TV dan film di seluruh dunia punya sistem sensor sebelum tayangan dirilis ke penonton. Sensor di sini berarti memastikan konten yang ditayangkan sesuai dengan peraturan dan nilai-nilai yang disepakati masyarakat. Misalnya di Indonesia, TV dan film akan dipastikan bebas dari muatan pornografi. Lalu bagaimana dengan media sosial? Apakah ada sensor untuk konten di media sosial? Mari kita lihat bagaimana Youtube dan Instagram melakukan fungsi sensor.
Sebelum membahas bagaimana Youtube dan Instagram bekerja soal sensor, kita perlu tahu bagaimana praktik sensor untuk film dan televisi dilakukan. Pertama tentunya ada ketentuan-ketentuan yang harus dituruti oleh penyelenggara. Ketentuan ini berbeda-beda antara satu negara dengan lainnya. Namun prinsip penerapan sensor kurang lebih sama. Kita ambil contoh sensor film di Amerika Serikat (AS) dan Indonesia.
Di AS, pada dasarnya tidak ada lembaga sensor film. Namun ada lembaga bernama "Motion Picture Association" (MPA) yang memberikan klasifikasi bagi film-film yang ditayangkan di bioskop. Klasifikasi ini mereka sebut dengan istilah "rating".Â
Misalnya, untuk film dewasa berisikan adegan seksual dan kekerasan secara eksplisit akan diberikan rating "R" atau "restricted" yang berarti terlarang untuk anak-anak. Sementara film yang bisa dinikmati oleh semua umur akan diberikan rating "G" atau "general audiences". Di sini MPA hanya memberikan rating, lembaga ini tidak melakukan tindakan sensor seperti melarang adegan-adegan tertentu.
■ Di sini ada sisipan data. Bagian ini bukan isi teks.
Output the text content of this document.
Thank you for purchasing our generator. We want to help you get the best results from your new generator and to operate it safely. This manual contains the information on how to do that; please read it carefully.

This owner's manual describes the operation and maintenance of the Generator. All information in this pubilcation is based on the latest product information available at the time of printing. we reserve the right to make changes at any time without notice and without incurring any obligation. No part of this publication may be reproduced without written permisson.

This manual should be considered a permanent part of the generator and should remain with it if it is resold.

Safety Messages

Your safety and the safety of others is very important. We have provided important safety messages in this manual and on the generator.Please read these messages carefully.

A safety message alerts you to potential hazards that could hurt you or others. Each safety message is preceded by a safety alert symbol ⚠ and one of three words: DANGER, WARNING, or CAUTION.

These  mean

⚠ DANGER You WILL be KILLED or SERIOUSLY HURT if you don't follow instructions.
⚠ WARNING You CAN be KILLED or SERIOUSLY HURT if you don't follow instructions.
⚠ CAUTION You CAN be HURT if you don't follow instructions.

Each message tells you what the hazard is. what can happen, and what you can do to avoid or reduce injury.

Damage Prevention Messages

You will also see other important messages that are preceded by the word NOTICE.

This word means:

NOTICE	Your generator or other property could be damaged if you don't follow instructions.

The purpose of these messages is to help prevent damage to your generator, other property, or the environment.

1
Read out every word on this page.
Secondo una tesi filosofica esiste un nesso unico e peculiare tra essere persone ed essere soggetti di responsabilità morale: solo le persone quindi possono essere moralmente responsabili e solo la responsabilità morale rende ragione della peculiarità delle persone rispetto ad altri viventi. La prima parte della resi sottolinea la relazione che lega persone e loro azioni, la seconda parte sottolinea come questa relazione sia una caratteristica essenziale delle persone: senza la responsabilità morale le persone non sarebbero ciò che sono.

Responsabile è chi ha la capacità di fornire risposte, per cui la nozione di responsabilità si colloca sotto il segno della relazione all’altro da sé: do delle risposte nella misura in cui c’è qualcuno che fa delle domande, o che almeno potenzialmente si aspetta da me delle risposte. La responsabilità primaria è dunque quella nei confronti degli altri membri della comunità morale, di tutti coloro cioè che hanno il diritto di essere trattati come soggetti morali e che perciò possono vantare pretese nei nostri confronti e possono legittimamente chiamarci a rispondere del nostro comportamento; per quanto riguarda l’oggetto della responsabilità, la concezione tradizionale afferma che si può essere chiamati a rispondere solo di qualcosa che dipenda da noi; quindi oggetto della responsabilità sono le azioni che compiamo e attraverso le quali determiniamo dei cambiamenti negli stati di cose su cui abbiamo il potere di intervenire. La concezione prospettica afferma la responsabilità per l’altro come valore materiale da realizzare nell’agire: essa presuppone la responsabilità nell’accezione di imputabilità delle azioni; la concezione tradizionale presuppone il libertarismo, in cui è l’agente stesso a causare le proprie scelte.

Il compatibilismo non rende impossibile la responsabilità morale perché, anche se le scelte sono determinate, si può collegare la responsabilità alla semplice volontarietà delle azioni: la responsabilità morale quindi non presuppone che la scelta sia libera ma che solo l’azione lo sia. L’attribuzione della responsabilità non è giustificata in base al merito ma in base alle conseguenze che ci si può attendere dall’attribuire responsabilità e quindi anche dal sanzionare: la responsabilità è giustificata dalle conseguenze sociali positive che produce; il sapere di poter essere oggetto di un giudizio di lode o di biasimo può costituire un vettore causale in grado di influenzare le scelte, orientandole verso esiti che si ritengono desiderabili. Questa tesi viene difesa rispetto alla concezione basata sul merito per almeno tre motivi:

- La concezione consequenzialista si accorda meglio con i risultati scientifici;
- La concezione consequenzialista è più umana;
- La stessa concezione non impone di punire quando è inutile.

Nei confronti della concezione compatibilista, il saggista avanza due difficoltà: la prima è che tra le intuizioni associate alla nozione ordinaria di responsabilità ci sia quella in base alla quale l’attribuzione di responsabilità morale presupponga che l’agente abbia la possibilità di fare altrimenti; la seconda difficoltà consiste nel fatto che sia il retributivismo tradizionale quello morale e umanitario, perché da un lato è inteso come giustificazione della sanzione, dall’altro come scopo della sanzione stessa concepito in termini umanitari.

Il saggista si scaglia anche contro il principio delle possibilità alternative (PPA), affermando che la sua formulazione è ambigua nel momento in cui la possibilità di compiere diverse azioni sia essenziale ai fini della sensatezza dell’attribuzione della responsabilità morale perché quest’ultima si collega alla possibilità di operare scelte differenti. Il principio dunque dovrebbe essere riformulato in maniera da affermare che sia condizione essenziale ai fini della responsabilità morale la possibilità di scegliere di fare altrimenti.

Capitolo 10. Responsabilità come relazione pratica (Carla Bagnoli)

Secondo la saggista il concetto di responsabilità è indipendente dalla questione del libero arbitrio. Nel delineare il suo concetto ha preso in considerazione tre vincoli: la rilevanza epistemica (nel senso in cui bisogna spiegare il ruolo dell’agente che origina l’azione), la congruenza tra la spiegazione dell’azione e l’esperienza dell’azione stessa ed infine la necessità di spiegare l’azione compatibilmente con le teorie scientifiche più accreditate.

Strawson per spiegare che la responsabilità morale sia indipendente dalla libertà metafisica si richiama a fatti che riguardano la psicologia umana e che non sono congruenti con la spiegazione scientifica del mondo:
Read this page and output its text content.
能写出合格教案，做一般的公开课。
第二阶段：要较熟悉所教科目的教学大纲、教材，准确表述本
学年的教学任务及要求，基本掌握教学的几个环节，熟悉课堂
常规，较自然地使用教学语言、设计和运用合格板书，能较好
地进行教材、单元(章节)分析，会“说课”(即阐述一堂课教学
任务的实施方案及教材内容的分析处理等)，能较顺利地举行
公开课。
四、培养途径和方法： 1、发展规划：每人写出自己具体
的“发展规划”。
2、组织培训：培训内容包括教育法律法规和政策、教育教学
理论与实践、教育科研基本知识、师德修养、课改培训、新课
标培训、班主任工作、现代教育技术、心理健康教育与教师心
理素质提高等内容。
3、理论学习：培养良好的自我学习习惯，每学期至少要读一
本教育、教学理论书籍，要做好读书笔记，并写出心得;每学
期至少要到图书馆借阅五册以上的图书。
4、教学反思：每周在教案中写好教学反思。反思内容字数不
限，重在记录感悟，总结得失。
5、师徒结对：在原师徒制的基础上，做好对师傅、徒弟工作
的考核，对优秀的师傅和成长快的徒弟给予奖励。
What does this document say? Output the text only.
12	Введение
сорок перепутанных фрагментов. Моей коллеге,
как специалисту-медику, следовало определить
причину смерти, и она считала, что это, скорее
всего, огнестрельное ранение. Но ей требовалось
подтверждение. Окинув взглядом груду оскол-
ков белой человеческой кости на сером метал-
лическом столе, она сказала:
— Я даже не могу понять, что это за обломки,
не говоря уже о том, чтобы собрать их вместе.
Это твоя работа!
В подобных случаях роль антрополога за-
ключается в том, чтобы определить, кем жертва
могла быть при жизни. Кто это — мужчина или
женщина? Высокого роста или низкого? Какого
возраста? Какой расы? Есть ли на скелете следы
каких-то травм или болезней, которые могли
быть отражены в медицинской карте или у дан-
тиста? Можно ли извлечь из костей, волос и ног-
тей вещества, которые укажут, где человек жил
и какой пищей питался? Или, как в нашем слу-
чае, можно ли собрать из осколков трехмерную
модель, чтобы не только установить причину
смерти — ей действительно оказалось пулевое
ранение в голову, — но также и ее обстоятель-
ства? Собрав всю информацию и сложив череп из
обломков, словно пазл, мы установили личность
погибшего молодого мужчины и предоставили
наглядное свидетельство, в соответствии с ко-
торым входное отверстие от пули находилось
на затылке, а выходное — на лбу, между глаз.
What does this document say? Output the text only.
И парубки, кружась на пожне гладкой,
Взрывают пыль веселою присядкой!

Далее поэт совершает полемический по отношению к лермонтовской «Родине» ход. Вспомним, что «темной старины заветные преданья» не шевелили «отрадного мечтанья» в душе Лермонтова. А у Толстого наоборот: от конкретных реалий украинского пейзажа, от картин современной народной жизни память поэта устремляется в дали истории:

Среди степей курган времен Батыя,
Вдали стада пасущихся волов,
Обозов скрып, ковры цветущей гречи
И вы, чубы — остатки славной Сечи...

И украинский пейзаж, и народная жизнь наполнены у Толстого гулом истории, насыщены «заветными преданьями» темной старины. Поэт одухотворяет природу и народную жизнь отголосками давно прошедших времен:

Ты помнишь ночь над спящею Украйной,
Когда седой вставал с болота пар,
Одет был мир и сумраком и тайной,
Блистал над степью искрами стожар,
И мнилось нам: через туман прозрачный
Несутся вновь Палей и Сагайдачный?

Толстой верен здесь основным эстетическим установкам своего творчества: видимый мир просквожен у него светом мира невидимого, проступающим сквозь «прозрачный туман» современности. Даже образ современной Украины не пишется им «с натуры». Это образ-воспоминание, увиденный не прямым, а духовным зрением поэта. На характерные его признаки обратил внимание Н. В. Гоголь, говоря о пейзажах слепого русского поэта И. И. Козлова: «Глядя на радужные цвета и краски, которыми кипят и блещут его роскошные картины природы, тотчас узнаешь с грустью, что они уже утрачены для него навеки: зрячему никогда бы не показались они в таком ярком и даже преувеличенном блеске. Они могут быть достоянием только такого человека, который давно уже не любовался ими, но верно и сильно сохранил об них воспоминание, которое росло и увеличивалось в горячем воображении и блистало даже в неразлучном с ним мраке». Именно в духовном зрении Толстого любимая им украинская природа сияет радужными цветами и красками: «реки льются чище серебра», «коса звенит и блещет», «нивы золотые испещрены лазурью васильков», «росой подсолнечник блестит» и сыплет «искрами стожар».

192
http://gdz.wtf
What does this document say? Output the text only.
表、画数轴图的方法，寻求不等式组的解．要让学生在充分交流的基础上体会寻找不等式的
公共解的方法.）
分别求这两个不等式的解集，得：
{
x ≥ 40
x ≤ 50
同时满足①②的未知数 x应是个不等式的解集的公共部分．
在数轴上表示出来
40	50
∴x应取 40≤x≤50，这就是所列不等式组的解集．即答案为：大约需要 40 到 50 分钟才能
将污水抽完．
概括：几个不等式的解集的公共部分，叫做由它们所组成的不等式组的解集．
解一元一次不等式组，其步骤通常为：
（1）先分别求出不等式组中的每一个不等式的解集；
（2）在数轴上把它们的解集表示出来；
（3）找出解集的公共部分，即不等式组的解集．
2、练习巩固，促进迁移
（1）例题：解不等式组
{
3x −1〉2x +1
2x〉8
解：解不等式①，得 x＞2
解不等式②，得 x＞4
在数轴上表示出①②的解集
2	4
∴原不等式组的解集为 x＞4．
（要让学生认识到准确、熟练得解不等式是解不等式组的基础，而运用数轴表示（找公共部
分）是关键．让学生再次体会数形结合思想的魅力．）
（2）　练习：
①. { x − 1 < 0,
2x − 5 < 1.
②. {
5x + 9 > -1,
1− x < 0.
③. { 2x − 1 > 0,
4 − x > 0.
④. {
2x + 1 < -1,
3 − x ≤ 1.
Berbeda dengan AS, di Indonesia ada Lembaga Sensor Film (LSF). Hampir sama dengan MPA di AS, lembaga ini juga memberikan klasifikasi kepada film-film yang akan ditayangkan. Ada 4 klasifikasi atau rating film menurut LSF. Pertama "SU" untuk film bagi semua umur, lalu "13+" untuk film yang hanya layak ditonton oleh remaja mulai 13 tahun ke atas, kemudian "17+" untuk 17 tahun ke atas dan "21+" untuk 21 tahun ke atas.Â
Namun LSF tidak hanya memberikan rating. Lembaga ini juga memberikan "Surat Tanda Lulus Sensor" atau STLS. Ini yang membedakan LSF dengan MPA di AS. Masih ada sistem penyensoran di Indonesia. Sensor disesuaikan dengan norma-norma dan ketentuan hukum di Indonesia. Jika ada adegan yang melanggar, maka film akan dikembalikan kepada produser atau distributor untuk direvisi agar lulus sensor.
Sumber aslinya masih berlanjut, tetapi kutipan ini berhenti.